Firmaların olaylara yatırımlar yapmasını içeren sponsorluk birçok amacı taşır. Satışları arttırmak, marka imajını oluşturmak, geliştirmek, firma prestijini arttırmak bunlardan sadece bir kaçı. Bazen de spesifik bir tüketici kitlesine ulaşmak için en etkin araçtır sponsorluk. İşletmeler bir olaya sponsor olarak o olay ile markalarını bağdaştırırlar. Olayın imajından, çağrışımlarından faydalanarak bu çağrışımları markalarına adapte ederler. Firmalar sponsorluk sayesinde tüketicileri ile daha samimi iletişim kurar, daha uzun vadeli ilişkinin temelini atar. Tüketici zihninde daha sosyal ve hayatın içerisinde bir marka olur. Coca – Cola’nın rock festivallerine ve spor etkinliklerine sponsor olması, Turkcell’in Türkiye Süper Ligi’ne adını vermesi güzel sponsorluk örneklerinden. Sponsorluk diğer iletişim yöntemlerine göre daha uzun vadeli bir iletişim yatırımı olarak görülmeli. Son dönemde birçok hastane sponsorluğun gücünü fark etmiş olacak ki sağlıkla en çok yan yana getirilebilecek olan sporu birleştirmeyi başardılar. Birçok spor takımına ismini veren hastaneler sponsorluğun gücünden faydalanıyorlar.
Fakat sponsorluk kararı verilirken dikkat edilmesi gereken bir iletişim yöntemidir. Sponsorluk sevabına yapılacak, bizim de çorbada tuzumuz olsun diyerek verilecek bir iletişim kararı değil. Genelde firmalarımız bu kararı verirken sponsor oldukları olayın markalarına sağlayacağı katma değeri düşünmeden ahbap çavuş ilişkisiyle veriyor ve mevcut algılarını da alt üst ediyor. Sponsorluk kararı vermeden önce işletme olarak pazarlama ve pazarlama iletişimi hedeflerinizi ortaya koymuş olmanız gerekir.

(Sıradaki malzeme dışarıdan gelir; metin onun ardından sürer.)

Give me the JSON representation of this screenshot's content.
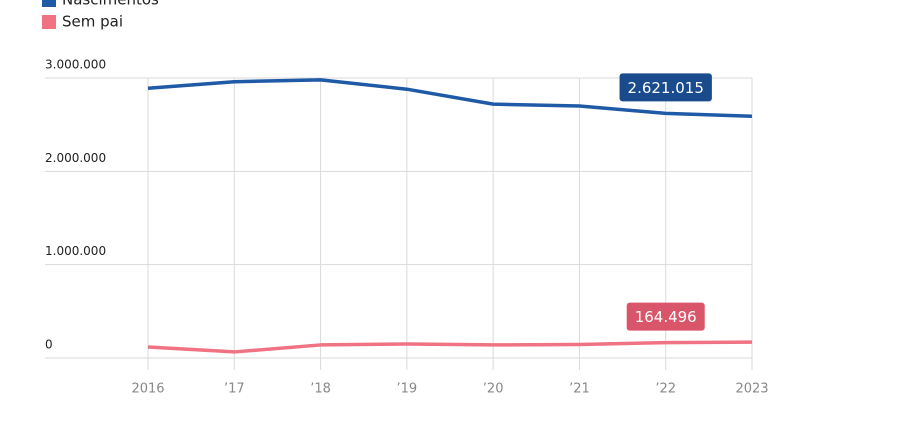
{
  "chart_data": {
    "type": "line",
    "categories": [
      "2016",
      "’17",
      "’18",
      "’19",
      "’20",
      "’21",
      "’22",
      "2023"
    ],
    "series": [
      {
        "name": "Nascimentos",
        "color": "#1f5aa6",
        "label_color": "#1a4b8c",
        "values": [
          2890000,
          2960000,
          2980000,
          2880000,
          2720000,
          2700000,
          2621015,
          2590000
        ],
        "value_labels": [
          null,
          null,
          null,
          null,
          null,
          null,
          "2.621.015",
          null
        ]
      },
      {
        "name": "Sem pai",
        "color": "#f07383",
        "label_color": "#d9566a",
        "values": [
          118000,
          65000,
          140000,
          150000,
          140000,
          145000,
          164496,
          170000
        ],
        "value_labels": [
          null,
          null,
          null,
          null,
          null,
          null,
          "164.496",
          null
        ]
      }
    ],
    "ylim": [
      0,
      3000000
    ],
    "yticks": [
      0,
      {
        "value": 1000000,
        "label": "1.000.000"
      },
      {
        "value": 2000000,
        "label": "2.000.000"
      },
      {
        "value": 3000000,
        "label": "3.000.000"
      }
    ],
    "grid": true
  }
}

Yapılan etkinlik hangi amaca hizmet edecek ve hangi hedeflerinize katkı sağlayacak, iletişim sorunları nerelerde ve bu etkinlik bu iletişim sorununu çözecek mi gibi soruları cevaplamanız gerekiyor. Marka bilinirliğiniz düşük onu mu arttırmak istiyorsunuz, daha önce benzer olaylara sponsor oldunuz firmanızın olayla ilişkisini pekiştirmek mi istiyorsunuz, amacınız satışları arttırmak mı firma imajına katkı mı sağlayacaksınız. Kısacası sizin bu destek sonucunda gerek kısa vadede gerek de uzun vadede elde edeceklerinizi görmelisiniz. Unutmayın ki her iletişim kararı belirli stratejilerin sonucunda verilir.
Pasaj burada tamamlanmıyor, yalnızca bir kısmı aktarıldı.